My core focus is network formation (i.e., Where do networks come from?). And I am especially interested in the formation of networks that span small-scale, traditional human populations — i.e., microcosms wherein supportive relationships (e.g., friendship, advice, financial aid, food provision, and physical assistance) facilitate day-to-day survival by offsetting the challenges of poverty, subsistence-based living, and limited access to protective institutions (e.g., state welfare).
Broadly speaking, sociologists tend to study the formation of networks in advanced economies in settings such as school classrooms and organisations (e.g., private firms, not-for-profits), leaving anthropologists to tackle traditional human communities. This division strikes me as deeply unfortunate as there is much for sociologists to contribute to the study of social ties in traditional locales (e.g., advanced methods of network analysis and theories of network formation).
Along this line, in a recent paper in the journal Social Networks wherein I analyse data on friendship amongst rice farmers in 162 villages in rural China, I have tried to raise awareness of sociologists' limited focus through the lens of network formation vis-à-vis environmental variation. Specifically, I highlight sociologists’ over-reliance on network data from Western, Educated, Industrialised, Rich and Democratic (i.e., WEIRD) societies (e.g., the U.S., the U.K., and the Netherlands) which are globally atypical. And I ultimately call for studies of network formation using far more diverse sociometric data (e.g., those from from villages in low- and middle-income countries), where another recent paper of mine in Social Networks accessibly discusses some aspects of how such data might be collected, focusing in particular on social support.

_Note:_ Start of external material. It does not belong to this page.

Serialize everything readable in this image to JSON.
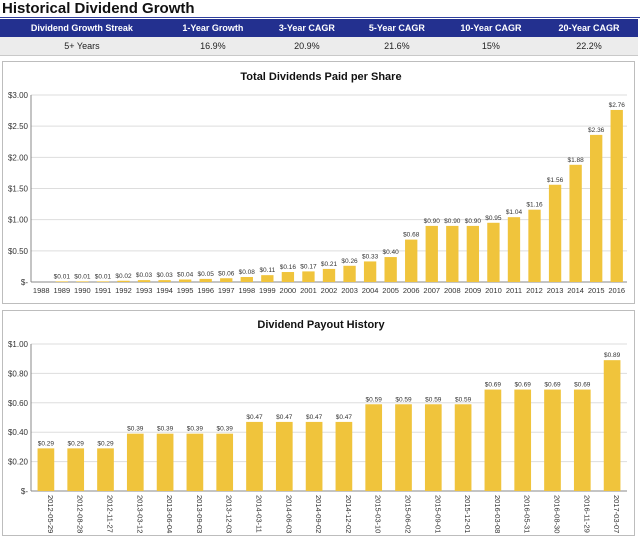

Currently, I am part-time researcher in the Department of Sociology at the University of Oxford and an Associate Member of Nuffield College. Prior to this, I was a Research Fellow and British Academy Postdoctoral Fellow at the Oxford Internet Institute (OII) and a Research Fellow at Nuffield College. And, prior to joining the OII, I was a postdoctoral researcher in the Department of Sociology at Oxford and the Department of Sociology at the University of Cambridge.

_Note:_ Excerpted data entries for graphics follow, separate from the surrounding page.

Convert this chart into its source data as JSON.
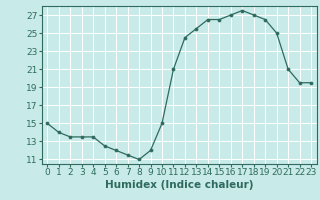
{
  "x": [
    0,
    1,
    2,
    3,
    4,
    5,
    6,
    7,
    8,
    9,
    10,
    11,
    12,
    13,
    14,
    15,
    16,
    17,
    18,
    19,
    20,
    21,
    22,
    23
  ],
  "y": [
    15,
    14,
    13.5,
    13.5,
    13.5,
    12.5,
    12,
    11.5,
    11,
    12,
    15,
    21,
    24.5,
    25.5,
    26.5,
    26.5,
    27,
    27.5,
    27,
    26.5,
    25,
    21,
    19.5,
    19.5
  ],
  "line_color": "#2e6b5e",
  "marker_color": "#2e6b5e",
  "bg_color": "#c8eae8",
  "grid_color": "#ffffff",
  "xlabel": "Humidex (Indice chaleur)",
  "ylim": [
    10.5,
    28
  ],
  "xlim": [
    -0.5,
    23.5
  ],
  "yticks": [
    11,
    13,
    15,
    17,
    19,
    21,
    23,
    25,
    27
  ],
  "xticks": [
    0,
    1,
    2,
    3,
    4,
    5,
    6,
    7,
    8,
    9,
    10,
    11,
    12,
    13,
    14,
    15,
    16,
    17,
    18,
    19,
    20,
    21,
    22,
    23
  ],
  "tick_label_fontsize": 6.5,
  "xlabel_fontsize": 7.5
}
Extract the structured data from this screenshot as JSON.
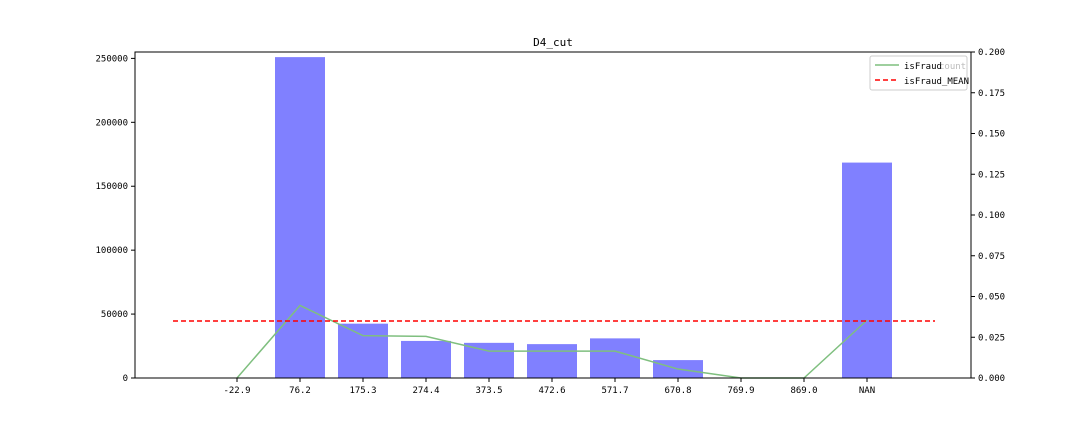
{
  "chart_data": {
    "type": "bar",
    "title": "D4_cut",
    "categories": [
      "-22.9",
      "76.2",
      "175.3",
      "274.4",
      "373.5",
      "472.6",
      "571.7",
      "670.8",
      "769.9",
      "869.0",
      "NAN"
    ],
    "series": [
      {
        "name": "count",
        "type": "bar",
        "axis": "left",
        "color": "#8080ff",
        "values": [
          0,
          251000,
          42500,
          29000,
          27500,
          26500,
          31000,
          14000,
          0,
          0,
          168500
        ]
      },
      {
        "name": "isFraud",
        "type": "line",
        "axis": "right",
        "color": "#7fbf7f",
        "values": [
          0.0,
          0.0445,
          0.026,
          0.0255,
          0.0165,
          0.0165,
          0.0165,
          0.0055,
          0.0,
          0.0,
          0.0355
        ]
      },
      {
        "name": "isFraud_MEAN",
        "type": "hline",
        "axis": "right",
        "color": "#ff0000",
        "value": 0.035
      }
    ],
    "y_left": {
      "ylim": [
        0,
        255000
      ],
      "ticks": [
        0,
        50000,
        100000,
        150000,
        200000,
        250000
      ]
    },
    "y_right": {
      "ylim": [
        0,
        0.2
      ],
      "ticks": [
        "0.000",
        "0.025",
        "0.050",
        "0.075",
        "0.100",
        "0.125",
        "0.150",
        "0.175",
        "0.200"
      ]
    },
    "xlabel": "",
    "ylabel": "",
    "grid": false,
    "legend": {
      "placement": "top-right",
      "entries": [
        "isFraud",
        "isFraud_MEAN"
      ],
      "overlay_text": "count"
    }
  }
}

I received my PhD in Social Research Methods (Applied Social Statistics) from the London School of Economics & Political Science (LSE; Department of Methodology). Before joining the LSE, I completed a MSc in Social Science of the Internet at the OII and St Cross College as a Clarendon Scholar. In a previous life, I completed a BA in Communication Studies with a focus on print journalism at Clemson University.